In summary, increasing K improves validation mAP but incurs higher time/epoch (and label cost): mAP rises from 0.160 (k = 1) to 0.275 (K = 10), while time/epoch increases from 0.012 to 0.030. The marginal mAP gain per additional labeled image exhibits diminishing returns, Thus, K = 10 achieves the highest accuracy (0.275), but K = 5 attains ~91% of the mAP of K = 10 (0.250/0.275) at ~70% of the training time per epoch (0.021/0.030) and 50% of the labels per class, representing a strong Pareto point when resources are constrained.In the main experiments, we adopt K = 10 to report the best attainable accuracy under our setting. For deployments with tight labeling or compute budgets, K = 5 is recommended as a balanced choice.
Following the ablation study, the study additionally provides a visual comparison between predicted bounding boxes and ground-truth annotations on single test images, as
Table 8 shows, thereby offering a clear and intuitive demonstration of the model’s capability in both object counting and localization precision.
To further investigate the model’s performance in complex underwater environments, three representative cases of failure or suboptimal detection from the validation set were selected (see
Figure 11a–c).

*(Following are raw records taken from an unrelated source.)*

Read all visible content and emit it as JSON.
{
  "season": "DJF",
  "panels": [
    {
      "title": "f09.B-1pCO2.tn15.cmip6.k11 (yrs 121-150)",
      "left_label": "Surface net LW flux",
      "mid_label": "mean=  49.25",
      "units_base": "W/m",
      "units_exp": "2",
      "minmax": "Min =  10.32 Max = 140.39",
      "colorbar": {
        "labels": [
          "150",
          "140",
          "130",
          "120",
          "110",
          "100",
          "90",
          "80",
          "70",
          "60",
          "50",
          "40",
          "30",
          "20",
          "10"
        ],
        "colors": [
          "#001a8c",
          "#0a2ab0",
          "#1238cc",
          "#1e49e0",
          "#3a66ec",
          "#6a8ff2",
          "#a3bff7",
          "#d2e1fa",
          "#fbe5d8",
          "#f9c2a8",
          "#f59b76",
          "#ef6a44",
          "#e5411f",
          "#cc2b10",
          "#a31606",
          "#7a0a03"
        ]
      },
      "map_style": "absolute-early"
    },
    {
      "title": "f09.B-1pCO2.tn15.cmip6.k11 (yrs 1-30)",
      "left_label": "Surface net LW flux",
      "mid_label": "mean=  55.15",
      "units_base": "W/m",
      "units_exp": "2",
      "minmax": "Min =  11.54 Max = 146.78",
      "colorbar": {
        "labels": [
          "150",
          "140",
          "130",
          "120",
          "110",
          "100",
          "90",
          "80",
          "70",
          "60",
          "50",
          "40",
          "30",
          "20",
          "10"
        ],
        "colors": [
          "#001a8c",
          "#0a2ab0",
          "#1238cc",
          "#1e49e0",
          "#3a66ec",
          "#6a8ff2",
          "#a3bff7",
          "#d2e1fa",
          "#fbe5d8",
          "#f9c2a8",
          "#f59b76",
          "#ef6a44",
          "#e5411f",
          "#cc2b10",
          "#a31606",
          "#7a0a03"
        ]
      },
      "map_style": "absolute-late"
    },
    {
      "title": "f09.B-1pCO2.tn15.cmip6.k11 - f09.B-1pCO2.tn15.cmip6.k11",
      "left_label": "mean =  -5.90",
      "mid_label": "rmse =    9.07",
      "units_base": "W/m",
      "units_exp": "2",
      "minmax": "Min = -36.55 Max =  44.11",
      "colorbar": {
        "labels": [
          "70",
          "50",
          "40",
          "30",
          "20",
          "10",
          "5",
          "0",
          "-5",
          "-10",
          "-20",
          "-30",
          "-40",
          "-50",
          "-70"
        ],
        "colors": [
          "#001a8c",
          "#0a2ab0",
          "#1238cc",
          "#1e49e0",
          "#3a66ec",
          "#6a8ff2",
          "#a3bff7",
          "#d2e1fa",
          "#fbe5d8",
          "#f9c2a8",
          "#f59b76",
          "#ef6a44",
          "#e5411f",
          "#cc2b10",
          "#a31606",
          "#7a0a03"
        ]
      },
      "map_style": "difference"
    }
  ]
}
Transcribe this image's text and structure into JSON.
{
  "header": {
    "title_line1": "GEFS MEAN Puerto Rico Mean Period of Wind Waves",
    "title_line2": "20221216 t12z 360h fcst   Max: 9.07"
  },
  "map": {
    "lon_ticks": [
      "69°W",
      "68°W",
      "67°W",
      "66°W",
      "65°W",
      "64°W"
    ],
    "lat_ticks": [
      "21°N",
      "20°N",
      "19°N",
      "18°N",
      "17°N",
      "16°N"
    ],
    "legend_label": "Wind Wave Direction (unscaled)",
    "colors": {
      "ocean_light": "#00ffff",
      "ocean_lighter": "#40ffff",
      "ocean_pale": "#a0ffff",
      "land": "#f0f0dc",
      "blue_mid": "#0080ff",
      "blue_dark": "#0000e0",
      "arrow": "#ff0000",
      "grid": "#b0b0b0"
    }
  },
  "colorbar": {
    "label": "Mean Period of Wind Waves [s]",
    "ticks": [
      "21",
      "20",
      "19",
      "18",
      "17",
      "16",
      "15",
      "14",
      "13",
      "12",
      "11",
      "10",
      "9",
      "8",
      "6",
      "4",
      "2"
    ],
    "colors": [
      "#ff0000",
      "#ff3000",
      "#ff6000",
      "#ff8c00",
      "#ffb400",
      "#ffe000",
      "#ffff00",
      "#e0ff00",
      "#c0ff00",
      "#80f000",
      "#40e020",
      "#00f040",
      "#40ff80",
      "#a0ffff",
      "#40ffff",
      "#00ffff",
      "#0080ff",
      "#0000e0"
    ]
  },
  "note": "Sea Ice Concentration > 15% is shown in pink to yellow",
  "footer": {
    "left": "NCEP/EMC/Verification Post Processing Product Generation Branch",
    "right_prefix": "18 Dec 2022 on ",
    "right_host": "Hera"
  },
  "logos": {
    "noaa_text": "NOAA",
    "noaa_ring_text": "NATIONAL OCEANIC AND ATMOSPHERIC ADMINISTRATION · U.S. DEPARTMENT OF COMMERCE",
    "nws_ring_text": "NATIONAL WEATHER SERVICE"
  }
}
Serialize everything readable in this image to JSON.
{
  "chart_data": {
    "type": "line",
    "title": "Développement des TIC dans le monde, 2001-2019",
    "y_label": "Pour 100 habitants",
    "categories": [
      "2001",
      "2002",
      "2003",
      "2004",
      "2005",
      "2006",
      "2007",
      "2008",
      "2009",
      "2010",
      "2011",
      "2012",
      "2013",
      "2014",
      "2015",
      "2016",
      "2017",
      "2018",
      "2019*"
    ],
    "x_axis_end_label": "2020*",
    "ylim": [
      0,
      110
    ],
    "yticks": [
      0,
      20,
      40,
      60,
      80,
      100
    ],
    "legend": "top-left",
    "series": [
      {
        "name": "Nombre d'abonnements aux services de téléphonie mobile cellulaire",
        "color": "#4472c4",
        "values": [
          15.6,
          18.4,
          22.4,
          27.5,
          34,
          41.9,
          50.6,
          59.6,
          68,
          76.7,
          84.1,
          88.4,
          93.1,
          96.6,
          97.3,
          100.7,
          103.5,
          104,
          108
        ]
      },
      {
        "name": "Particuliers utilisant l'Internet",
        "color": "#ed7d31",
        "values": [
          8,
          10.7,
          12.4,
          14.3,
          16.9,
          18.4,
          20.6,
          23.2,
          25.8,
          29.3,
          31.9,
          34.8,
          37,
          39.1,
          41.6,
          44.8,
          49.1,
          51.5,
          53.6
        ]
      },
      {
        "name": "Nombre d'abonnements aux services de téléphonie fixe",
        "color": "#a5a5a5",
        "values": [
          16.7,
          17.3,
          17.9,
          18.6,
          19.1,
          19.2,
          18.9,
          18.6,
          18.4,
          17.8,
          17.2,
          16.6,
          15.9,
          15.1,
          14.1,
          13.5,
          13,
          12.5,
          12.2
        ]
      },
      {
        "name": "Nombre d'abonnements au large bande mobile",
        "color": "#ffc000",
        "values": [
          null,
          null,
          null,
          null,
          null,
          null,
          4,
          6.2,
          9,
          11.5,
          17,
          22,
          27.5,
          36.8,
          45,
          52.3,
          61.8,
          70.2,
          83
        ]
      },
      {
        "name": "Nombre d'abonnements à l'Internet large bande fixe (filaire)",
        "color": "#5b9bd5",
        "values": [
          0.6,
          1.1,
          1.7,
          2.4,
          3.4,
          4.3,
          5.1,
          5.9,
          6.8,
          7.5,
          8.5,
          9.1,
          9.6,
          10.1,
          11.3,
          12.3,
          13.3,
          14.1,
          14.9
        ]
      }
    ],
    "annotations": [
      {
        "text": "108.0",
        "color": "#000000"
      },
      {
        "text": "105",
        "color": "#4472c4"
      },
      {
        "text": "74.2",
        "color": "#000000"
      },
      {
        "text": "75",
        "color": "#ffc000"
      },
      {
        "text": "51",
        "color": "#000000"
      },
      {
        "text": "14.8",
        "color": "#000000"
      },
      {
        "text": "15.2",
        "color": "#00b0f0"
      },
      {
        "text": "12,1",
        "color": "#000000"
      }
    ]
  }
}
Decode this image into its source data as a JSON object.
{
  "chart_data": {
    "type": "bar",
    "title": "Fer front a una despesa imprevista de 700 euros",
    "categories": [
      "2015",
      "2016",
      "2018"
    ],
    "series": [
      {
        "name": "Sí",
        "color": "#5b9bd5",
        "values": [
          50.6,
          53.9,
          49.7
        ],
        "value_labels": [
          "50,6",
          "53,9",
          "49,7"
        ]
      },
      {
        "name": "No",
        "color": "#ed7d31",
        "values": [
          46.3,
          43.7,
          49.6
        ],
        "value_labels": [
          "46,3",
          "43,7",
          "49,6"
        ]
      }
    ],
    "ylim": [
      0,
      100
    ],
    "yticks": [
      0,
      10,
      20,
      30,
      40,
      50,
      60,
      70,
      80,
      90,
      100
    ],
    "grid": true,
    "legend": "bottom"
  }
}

The main issues include partial occlusion, instance merging that leads to undercounting, and missed detections caused by turbid water containing settled excreta.
These examples indicate that although the proposed model generally performs robustly, certain limitations remain under extreme lighting, heavy occlusion, and highly turbid water with settled excreta. Future work may focus on enhancing data augmentation strategies and feature extraction mechanisms to improve robustness and generalization in such challenging scenarios.
Based on the research content outlined, this study proposes a targeted technical framework for few-shot object detection and deploys it within an operational RAS, as illustrated in
Figure 12. Empirical validation was conducted across successive breeding cycles, demonstrating the method’s efficacy in accurately distinguishing between different categories of autotrophic fish species (e.g., red fish and black fish). In addition, the model can not only recognize these two types of fish schools but also has certain detection effects for multi-class object detection in subsequent research. Methods based on small-sample learning aim to learn general features for learning about fish schools and improving robustness against environmental interference factors. The proposed approach effectively addresses the limitations of conventional single-class dataset recognition, which typically demands large-scale annotated data and exhibits poor robustness.